Welcome to our quiet little thread here. There are a number of tools one can use to aid in predicting option prices if you have a good feel for where the underlying is going. There is always an element of uncertainty because we can never predict the market sentiment and options pricing always reflects both a theoretical dependence on underlying price and past history PLUS an element of what the market is doing at the moment.

I use an option strategy analyzer that is Excel based and free to download from the following link

hoadley.net

You can also access a number of online calculators there. There are a number of similar tools, some imbedded in commercial software packages. This sort of tool helps refine estimates of future price, but simpler approximations may be sufficient based on the information from a good quote source like this one

pcquote.com

If you click on "greeks" in the left menu you will get sufficient data to estimate the option price movement that should theoretically accompany a movement in QQQ. If you already know how to do this, you are probably ready to take a deeper look at the analysis tool. If you don't know how to do this, check the quote page so you know where to find Implied Volatility, delta, and theta, and just ask us to follow up on this to tell you how to use this data.
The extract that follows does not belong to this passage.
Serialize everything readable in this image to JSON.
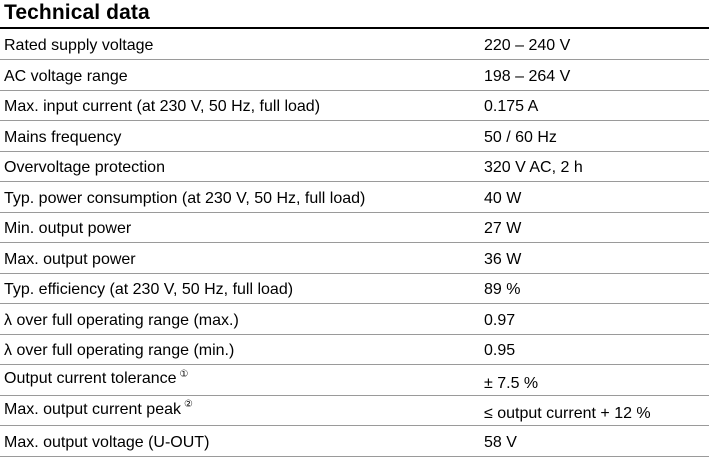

For tomorrow, delta 60% is telling us that if QQQ drops another $0.50 in price, the MAR25 puts should drop about $0.30. Theta is telling us these options will lose a bit more than $0.01 in time value, which is nothing much to worry about since the price increment is $0.05. The $0.10 bid ask spread suggests you might have to accept $0.05 slippage to be sure you get filled (I've been doing really well getting filled in the middle lately, so you might want to hold out for the full theoretical move.)

As a sanity check, look at the current price on the MAR26 puts. For front month options a $1 drop in QQQ should move the price of the MAR25 to the current price of the MAR26, less any loss to time decay (theta), which is too small to worry about. If QQQ price moves only $0.50 you can expect a move of a bit less than half the distance. A bit less than half of the $0.65 price difference is the $0.30 estimated above, so there is agreement here.

If QQQ really does start to fall, and sentiment is fear of further downside then puts will become even more expensive and the move could be a bit larger than estimated. If the sentiment is that things are getting too oversold and buyers start showing up in force to create a sharp reversal, the puts might move less than the estimated price based on the QQQ bottom. As liquid as these things are, I'm reasonably confident the $0.30 per $0.50 ratio will be realized. Beyond $0.50 on the QQQ will start to accelerate the put prices.